How are airlines prioritizing ticket allocation?
Other than a few special cases, most airlines are prioritizing those with pre-existing tickets for scheduled flights. In some cases, empty seats on these are being filled by customers with urgent travel needs. Hong Kong carrier Cathay Pacific says it is giving priority to unaccompanied minors and students heading back to the UK to sit exams. Singapore Airlines is fast tracking those with "special needs," the elderly and those with infants or young children. Rochelle Turner, head of vacation research for consumer watchdog Which?, says any prioritizing is at the discretion of individual flight operators. "The elderly, the sick, frequent flyers -- it's entirely up to the airline who goes first."

Do I need to do anything if I have a ticket on a scheduled flight?
All airlines are advising customers to double check whether flights are going ahead before heading to airports. British Airways is even urging customers with tickets on scheduled departures to consider delaying their travel plans to free up space on planes to allow delayed passengers to travel. In most cases, passengers who hold tickets for a flight due to take off as scheduled should be fine. Says Turner, it is still advisable to call the airline to confirm or check-in online.

Video: Working to clear the backlog

What if my flight was cancelled?
All airlines are asking passengers whose flights were canceled to rebook, preferably by telephone or online. Beyond special cases, some airlines are prioritizing rebookings for those whose whose original tickets have the earliest dates -- some have set up special rebooking phone numbers to facilitate this. For those who have made alternative plans, many airlines are offering full refunds for unused tickets.

How long will it be before everything's back to normal?
Provided there are no further setbacks caused by volcanic eruptions or other factors, experts estimate the bulk of the backlog will take anywhere between a week and 10 days to clear, but residual problems may persist for weeks. Cathay Pacific, for instance, says it has 16,000 passengers waiting to fly and has drafted in 50 staff to help reallocate their tickets. On Wednesday it said the first flights currently available for new bookings are May 5.

What about passengers stuck in Madrid?
Confusion over advice given to British travelers stranded in mainland Europe resulted in hundreds converging on the Spanish capital Madrid in anticipation of being provided with overland transport to the English Channel ports. The UK Foreign Office had said it was using Madrid as a transport hub for those arriving from outside Europe, but faced complaints when other stranded passengers arrived in the city expecting help. The Foreign Office on Wednesday urged UK citizens to avoid traveling to Madrid. It said it now had 150 coaches in and around Madrid, but it remains unclear whether they will be used as flights resume. "We are still assessing the situation," a spokeswoman said.
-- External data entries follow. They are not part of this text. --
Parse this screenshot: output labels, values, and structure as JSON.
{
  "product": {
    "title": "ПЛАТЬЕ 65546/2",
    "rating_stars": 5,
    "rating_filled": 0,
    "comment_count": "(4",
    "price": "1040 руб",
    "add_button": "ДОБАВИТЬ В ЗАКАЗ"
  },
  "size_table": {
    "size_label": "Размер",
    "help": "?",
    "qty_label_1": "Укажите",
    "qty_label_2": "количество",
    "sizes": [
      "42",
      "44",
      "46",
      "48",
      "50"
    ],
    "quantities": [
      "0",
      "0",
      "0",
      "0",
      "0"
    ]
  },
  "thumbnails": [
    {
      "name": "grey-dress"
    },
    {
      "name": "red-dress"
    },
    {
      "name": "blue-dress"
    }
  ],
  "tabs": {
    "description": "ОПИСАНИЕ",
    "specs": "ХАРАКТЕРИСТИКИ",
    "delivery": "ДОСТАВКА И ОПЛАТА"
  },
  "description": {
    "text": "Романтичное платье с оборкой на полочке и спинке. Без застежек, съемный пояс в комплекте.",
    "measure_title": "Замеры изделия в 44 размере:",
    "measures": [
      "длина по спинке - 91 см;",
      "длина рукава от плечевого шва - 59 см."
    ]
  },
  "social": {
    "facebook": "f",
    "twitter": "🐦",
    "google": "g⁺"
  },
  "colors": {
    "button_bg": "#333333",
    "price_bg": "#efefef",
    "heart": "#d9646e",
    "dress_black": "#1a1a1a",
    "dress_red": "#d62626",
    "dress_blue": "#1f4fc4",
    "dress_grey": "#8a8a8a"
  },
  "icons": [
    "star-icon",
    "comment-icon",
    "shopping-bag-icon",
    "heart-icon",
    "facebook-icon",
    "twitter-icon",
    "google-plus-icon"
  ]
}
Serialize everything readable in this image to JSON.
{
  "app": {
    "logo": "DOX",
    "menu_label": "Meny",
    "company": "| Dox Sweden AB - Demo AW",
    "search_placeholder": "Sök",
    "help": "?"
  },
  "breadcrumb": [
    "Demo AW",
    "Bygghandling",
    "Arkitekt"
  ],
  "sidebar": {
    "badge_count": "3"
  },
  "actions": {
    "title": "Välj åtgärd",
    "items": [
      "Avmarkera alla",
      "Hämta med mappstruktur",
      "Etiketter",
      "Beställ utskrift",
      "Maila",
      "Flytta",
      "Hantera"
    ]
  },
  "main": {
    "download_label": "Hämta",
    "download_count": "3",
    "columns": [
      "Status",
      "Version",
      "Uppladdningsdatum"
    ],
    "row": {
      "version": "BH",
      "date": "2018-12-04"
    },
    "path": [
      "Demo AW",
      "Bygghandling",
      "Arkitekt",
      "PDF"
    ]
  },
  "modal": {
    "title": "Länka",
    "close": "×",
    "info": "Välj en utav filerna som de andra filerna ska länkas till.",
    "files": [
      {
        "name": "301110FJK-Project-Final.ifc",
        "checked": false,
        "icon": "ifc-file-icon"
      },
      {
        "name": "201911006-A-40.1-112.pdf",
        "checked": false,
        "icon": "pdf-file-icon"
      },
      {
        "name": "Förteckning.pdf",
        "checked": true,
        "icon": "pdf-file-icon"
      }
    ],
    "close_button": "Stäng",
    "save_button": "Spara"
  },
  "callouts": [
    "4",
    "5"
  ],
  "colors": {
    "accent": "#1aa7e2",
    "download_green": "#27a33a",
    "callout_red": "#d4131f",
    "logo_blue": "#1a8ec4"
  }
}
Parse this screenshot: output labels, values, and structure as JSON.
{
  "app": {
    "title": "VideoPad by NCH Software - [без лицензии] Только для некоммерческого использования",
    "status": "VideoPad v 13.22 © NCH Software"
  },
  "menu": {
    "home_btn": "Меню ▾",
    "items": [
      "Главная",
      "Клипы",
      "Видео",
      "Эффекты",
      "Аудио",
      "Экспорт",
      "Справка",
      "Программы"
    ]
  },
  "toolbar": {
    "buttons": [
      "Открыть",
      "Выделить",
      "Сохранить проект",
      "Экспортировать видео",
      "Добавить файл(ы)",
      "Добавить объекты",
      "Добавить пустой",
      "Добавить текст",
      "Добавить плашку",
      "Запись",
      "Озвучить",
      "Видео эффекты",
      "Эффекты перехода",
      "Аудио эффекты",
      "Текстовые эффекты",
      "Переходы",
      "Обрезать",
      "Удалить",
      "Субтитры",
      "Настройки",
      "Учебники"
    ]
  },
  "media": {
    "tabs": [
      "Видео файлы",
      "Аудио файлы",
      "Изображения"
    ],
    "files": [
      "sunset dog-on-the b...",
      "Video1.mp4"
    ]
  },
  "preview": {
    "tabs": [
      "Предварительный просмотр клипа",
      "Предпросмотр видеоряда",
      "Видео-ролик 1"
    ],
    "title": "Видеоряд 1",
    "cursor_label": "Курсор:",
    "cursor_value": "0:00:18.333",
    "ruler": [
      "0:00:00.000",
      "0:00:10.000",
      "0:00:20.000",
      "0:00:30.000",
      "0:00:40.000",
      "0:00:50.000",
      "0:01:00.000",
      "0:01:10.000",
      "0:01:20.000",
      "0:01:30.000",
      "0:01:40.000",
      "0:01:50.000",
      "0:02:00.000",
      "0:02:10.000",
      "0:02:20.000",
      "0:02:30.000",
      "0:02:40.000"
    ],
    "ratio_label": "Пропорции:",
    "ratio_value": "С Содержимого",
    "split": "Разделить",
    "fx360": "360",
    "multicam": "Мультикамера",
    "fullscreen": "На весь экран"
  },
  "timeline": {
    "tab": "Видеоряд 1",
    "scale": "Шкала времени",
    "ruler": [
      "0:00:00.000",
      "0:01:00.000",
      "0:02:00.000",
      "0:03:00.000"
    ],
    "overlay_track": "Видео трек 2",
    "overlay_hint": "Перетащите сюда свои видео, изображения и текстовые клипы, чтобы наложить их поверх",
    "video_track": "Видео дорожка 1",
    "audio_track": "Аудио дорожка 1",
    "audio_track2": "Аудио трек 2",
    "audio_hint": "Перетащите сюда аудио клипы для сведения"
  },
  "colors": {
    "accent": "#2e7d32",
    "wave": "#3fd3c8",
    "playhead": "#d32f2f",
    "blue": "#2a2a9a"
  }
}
What about the situation at Calais and other Channel ports?
For other British air travelers stuck in Europe, the Foreign Office says they should contact airlines but advised there is now no congestion at English Channel ports after ferry operators boosted capacity for foot passengers. Long lines continue to be seen at ferry ticket offices though, and some passengers report that online bookings offer cheaper tickets than those bought at the port. Ferry operators say they have raised prices, saying the charge is justified by increased staffing costs.

Will stranded passengers be entitled to compensation?
Passengers on non EU flights are entitled to a rebooked flight, but the airline is not under obligation to offer meals, accommodation or any other compensation. Anyone flying with an EU-based carried or on a flight originating in the EU is entitled to certain rights, including accommodation and meals -- but not additional cash compensation. Turner warns that passengers who choose not to wait for their airline to rearrange transport and make their own arrangements will forfeit rights to certain assistance. Less clear-cut is the entitlement to compensation through travel insurance. Some insurers insist they are not liable since the volcano eruption can be categorized as an "act of God." Others indicate they may be more sympathetic.